What he said: “No, it’s terrible actually,” Bobrovsky told the Columbus Dispatch on Oct. 17. “You start to be afraid of pucks, actually, especially in the practices. You get bruises in here (arms, elbows). It’s terrible.

“They cut (down) the arms, but basically they cut off the protection of the chest protector. That’s the bad thing. I’ve never had the bruises on my arms, but now it feels like every other shot goes there. If it goes there, it’s going to be sore.

“It’s all right if they want to make more goals or stuff like that, but when they cut out the protection from you, it’s a bad thing. It’s taking away little pieces (of focus), because in the practices, it’s human nature…if you go more and more there, every shot you get hit there, then your body and your mind (try) to protect your body — and then there is all those little hesitations. If you feel a little hesitation in your mind, it could cost you a goal.”

What his stats are: 2-4-0, .872 SV%, 3.87 GAA

BRIAN ELLIOTT, PHILADELPHIA FLYERS

What he said: “I’ve already sent a couple emails to Kay Whitmore,” Elliott told the Philadelphia Courier-Post on Oct. 8. “I’m getting bruised like crazy on my arms. I think that’s the biggest issue, they take away padding in the arms. It seems like every shot that you take that’s not clean on your blocker or in your glove, it’s leaving a mark.

“They wanted more ‘form fitting,’ but when you have more form fitting there’s no give. There’s no air between you and your pads, so the puck is hitting your pad and at the same time it’s hitting your bones and your flesh so there’s no cushion. It’s just straight shots to your arms and I don’t agree with it.”

What his stats are: 2-5-0, .886 SV%, 3.39 GAA

CONNOR HELLEBUYCK, WINNIPEG JETS

What he said: “I’m getting bruises all over my arms. I’m pretty exposed in my shoulders,” Hellebuyck told the Winnipeg Free Press on Oct. 23.

“It’s definitely going to add a couple goals. We’re not talking big numbers. But it will add a couple goals and affect some save percentages. But that’s what the league wants. They want more goals, and they just gotta understand it’s going to reflect negatively on us.

“I still feel a little vulnerable in there. But it’s nothing I’m concerned or scared about. I’m more worried about the long term, if I’m finding spots that you don’t know about now. You never know when one might be the big injury and the bone break or something like that.”

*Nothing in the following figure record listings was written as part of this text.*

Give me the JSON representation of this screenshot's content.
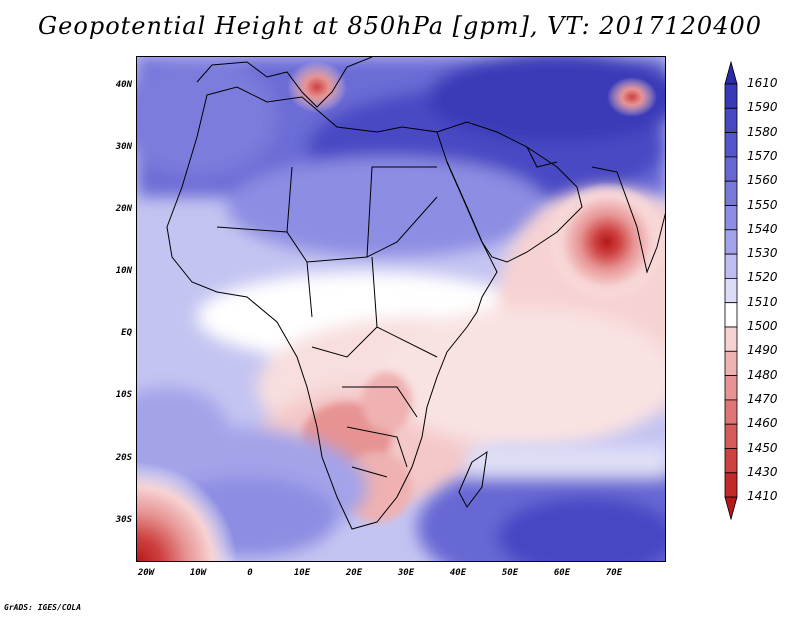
{
  "title": "Geopotential Height at 850hPa [gpm], VT: 2017120400",
  "credit": "GrADS: IGES/COLA",
  "lat_labels": [
    "40N",
    "30N",
    "20N",
    "10N",
    "EQ",
    "10S",
    "20S",
    "30S"
  ],
  "lon_labels": [
    "20W",
    "10W",
    "0",
    "10E",
    "20E",
    "30E",
    "40E",
    "50E",
    "60E",
    "70E"
  ],
  "colorbar": {
    "levels": [
      "1610",
      "1590",
      "1580",
      "1570",
      "1560",
      "1550",
      "1540",
      "1530",
      "1520",
      "1510",
      "1500",
      "1490",
      "1480",
      "1470",
      "1460",
      "1450",
      "1430",
      "1410"
    ],
    "colors": [
      "#2b2ba8",
      "#3838b8",
      "#4747c4",
      "#5656cc",
      "#6767d4",
      "#7979dc",
      "#8d8de3",
      "#a3a3ea",
      "#bdbdf2",
      "#dcdcf8",
      "#ffffff",
      "#f7d2d2",
      "#efb1b1",
      "#e79393",
      "#df7676",
      "#d85b5b",
      "#ce4141",
      "#c22a2a",
      "#b51818"
    ]
  },
  "colors": {
    "ocean_blue": "#aaaaee",
    "land_light": "#d8d8f6",
    "coast": "#000000"
  }
}
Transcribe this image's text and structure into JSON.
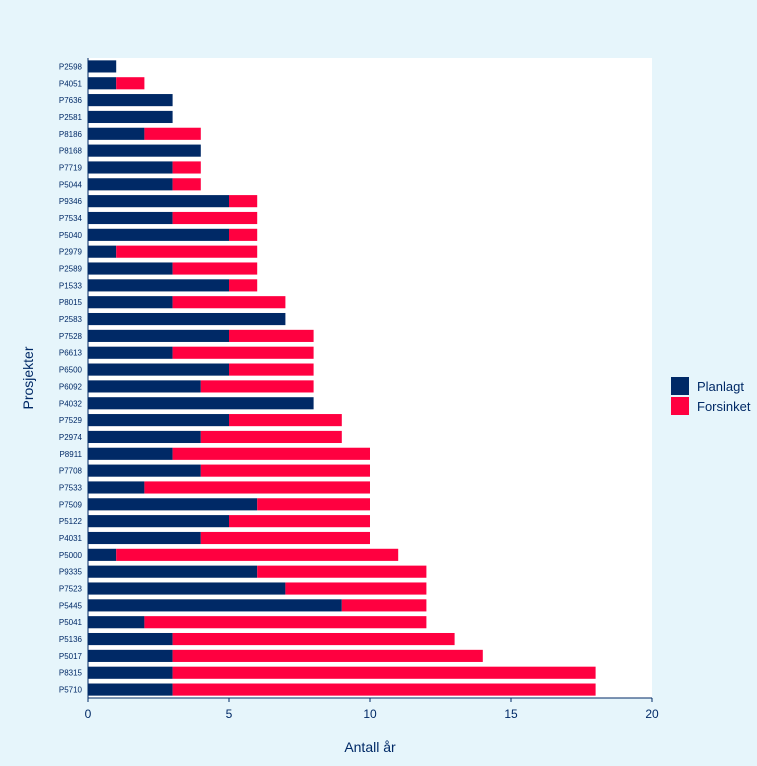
{
  "chart_data": {
    "type": "bar",
    "orientation": "horizontal",
    "stacked": true,
    "title": "",
    "xlabel": "Antall år",
    "ylabel": "Prosjekter",
    "xlim": [
      0,
      20
    ],
    "xticks": [
      0,
      5,
      10,
      15,
      20
    ],
    "grid": false,
    "legend_position": "right",
    "categories": [
      "P2598",
      "P4051",
      "P7636",
      "P2581",
      "P8186",
      "P8168",
      "P7719",
      "P5044",
      "P9346",
      "P7534",
      "P5040",
      "P2979",
      "P2589",
      "P1533",
      "P8015",
      "P2583",
      "P7528",
      "P6613",
      "P6500",
      "P6092",
      "P4032",
      "P7529",
      "P2974",
      "P8911",
      "P7708",
      "P7533",
      "P7509",
      "P5122",
      "P4031",
      "P5000",
      "P9335",
      "P7523",
      "P5445",
      "P5041",
      "P5136",
      "P5017",
      "P8315",
      "P5710"
    ],
    "series": [
      {
        "name": "Planlagt",
        "color": "#002966",
        "values": [
          1,
          1,
          3,
          3,
          2,
          4,
          3,
          3,
          5,
          3,
          5,
          1,
          3,
          5,
          3,
          7,
          5,
          3,
          5,
          4,
          8,
          5,
          4,
          3,
          4,
          2,
          6,
          5,
          4,
          1,
          6,
          7,
          9,
          2,
          3,
          3,
          3,
          3
        ]
      },
      {
        "name": "Forsinket",
        "color": "#ff0040",
        "values": [
          0,
          1,
          0,
          0,
          2,
          0,
          1,
          1,
          1,
          3,
          1,
          5,
          3,
          1,
          4,
          0,
          3,
          5,
          3,
          4,
          0,
          4,
          5,
          7,
          6,
          8,
          4,
          5,
          6,
          10,
          6,
          5,
          3,
          10,
          10,
          11,
          15,
          15
        ]
      }
    ]
  },
  "colors": {
    "background": "#e6f5fb",
    "plot_background": "#ffffff",
    "axis": "#002966",
    "text": "#002966"
  }
}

What his stats are: 4-4-1, .907 SV%, 3.00 GAA

LAURENT BROSSOIT, WINNIPEG JETS

What he said: “It just kind of sucks that we end up being the guinea pigs, whereas you think you’d maybe try that out in other leagues before you get a finished product,” Brossoit said. “It was a rushed process in the summer. And that’s kind of what the issues are. A lot of guys didn’t get to try out their chest protector until, like, a week before camp. By that time, if you don’t want that one, you feel kind of trapped.”

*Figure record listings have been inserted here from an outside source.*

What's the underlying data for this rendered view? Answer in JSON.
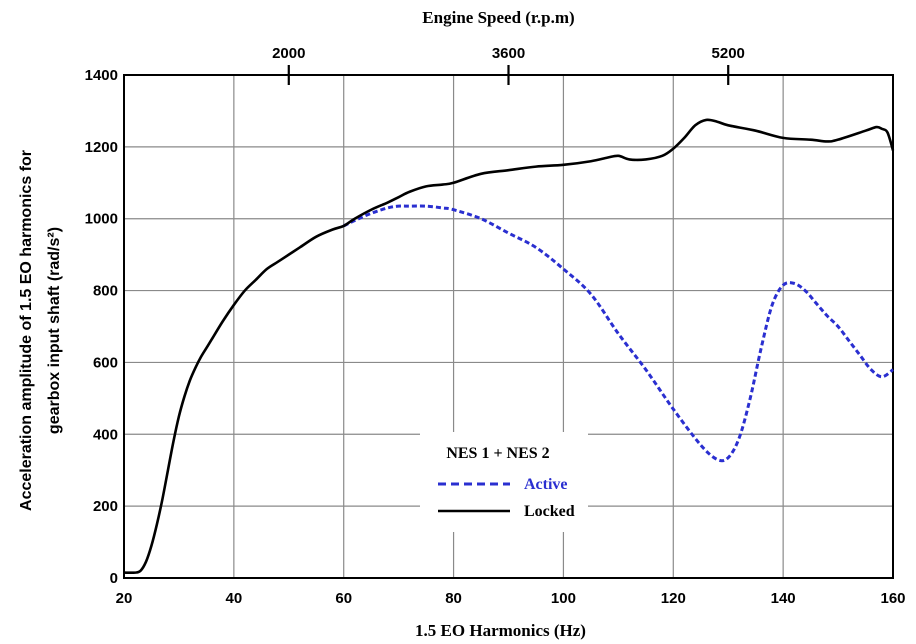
{
  "chart_data": {
    "type": "line",
    "title": "",
    "xlabel": "1.5 EO Harmonics (Hz)",
    "ylabel_line1": "Acceleration amplitude of 1.5 EO harmonics for",
    "ylabel_line2": "gearbox input shaft (rad/s²)",
    "top_xlabel": "Engine Speed (r.p.m)",
    "xlim": [
      20,
      160
    ],
    "ylim": [
      0,
      1400
    ],
    "xticks": [
      20,
      40,
      60,
      80,
      100,
      120,
      140,
      160
    ],
    "yticks": [
      0,
      200,
      400,
      600,
      800,
      1000,
      1200,
      1400
    ],
    "top_ticks": [
      {
        "label": "2000",
        "x": 50
      },
      {
        "label": "3600",
        "x": 90
      },
      {
        "label": "5200",
        "x": 130
      }
    ],
    "grid": true,
    "legend": {
      "title": "NES 1 + NES 2",
      "position": "bottom-center",
      "entries": [
        {
          "label": "Active",
          "color": "#2a2fd0",
          "style": "dashed"
        },
        {
          "label": "Locked",
          "color": "#000000",
          "style": "solid"
        }
      ]
    },
    "series": [
      {
        "name": "Locked",
        "color": "#000000",
        "style": "solid",
        "x": [
          20,
          22,
          23,
          24,
          25,
          26,
          27,
          28,
          29,
          30,
          31,
          32,
          33,
          34,
          35,
          36,
          38,
          40,
          42,
          44,
          46,
          48,
          50,
          52,
          55,
          58,
          60,
          62,
          65,
          68,
          70,
          72,
          75,
          78,
          80,
          85,
          90,
          95,
          100,
          105,
          108,
          110,
          112,
          115,
          118,
          120,
          122,
          124,
          126,
          128,
          130,
          135,
          140,
          145,
          148,
          150,
          155,
          157,
          158,
          159,
          160
        ],
        "y": [
          15,
          15,
          20,
          45,
          90,
          150,
          220,
          300,
          380,
          450,
          505,
          550,
          585,
          615,
          640,
          665,
          715,
          760,
          800,
          830,
          860,
          880,
          900,
          920,
          950,
          970,
          980,
          1000,
          1025,
          1045,
          1060,
          1075,
          1090,
          1095,
          1100,
          1125,
          1135,
          1145,
          1150,
          1160,
          1170,
          1175,
          1165,
          1165,
          1175,
          1195,
          1225,
          1260,
          1275,
          1270,
          1260,
          1245,
          1225,
          1220,
          1215,
          1220,
          1245,
          1255,
          1250,
          1240,
          1190
        ]
      },
      {
        "name": "Active",
        "color": "#2a2fd0",
        "style": "dashed",
        "x": [
          60,
          62,
          65,
          68,
          70,
          72,
          75,
          78,
          80,
          85,
          90,
          95,
          100,
          105,
          110,
          115,
          120,
          125,
          128,
          130,
          132,
          134,
          136,
          138,
          140,
          142,
          144,
          146,
          148,
          150,
          152,
          154,
          156,
          158,
          160
        ],
        "y": [
          980,
          995,
          1015,
          1030,
          1035,
          1035,
          1035,
          1030,
          1025,
          1000,
          960,
          920,
          860,
          790,
          680,
          580,
          470,
          370,
          330,
          335,
          390,
          500,
          640,
          760,
          815,
          820,
          800,
          765,
          730,
          700,
          660,
          620,
          580,
          560,
          580
        ]
      }
    ]
  }
}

Brossoit told the Free Press he eventually switched manufacturers and since then: “I haven’t had too many stingers. Maybe a couple in the arm.”

What his stats are: 3-0-0, .957 SV%, 1.67 GAA

HENRIK LUNDQVIST, NEW YORK RANGERS

What he said: “It was tight and hard to move and you got exposed in a couple areas where you had to talk to Kay (Whitmore) and make sure it was OK to cover your shoulders,” Lundqvist told AP. “I just made some adjustments just make sure it was exactly the way I wanted and the league wanted it, so it’s all good now.”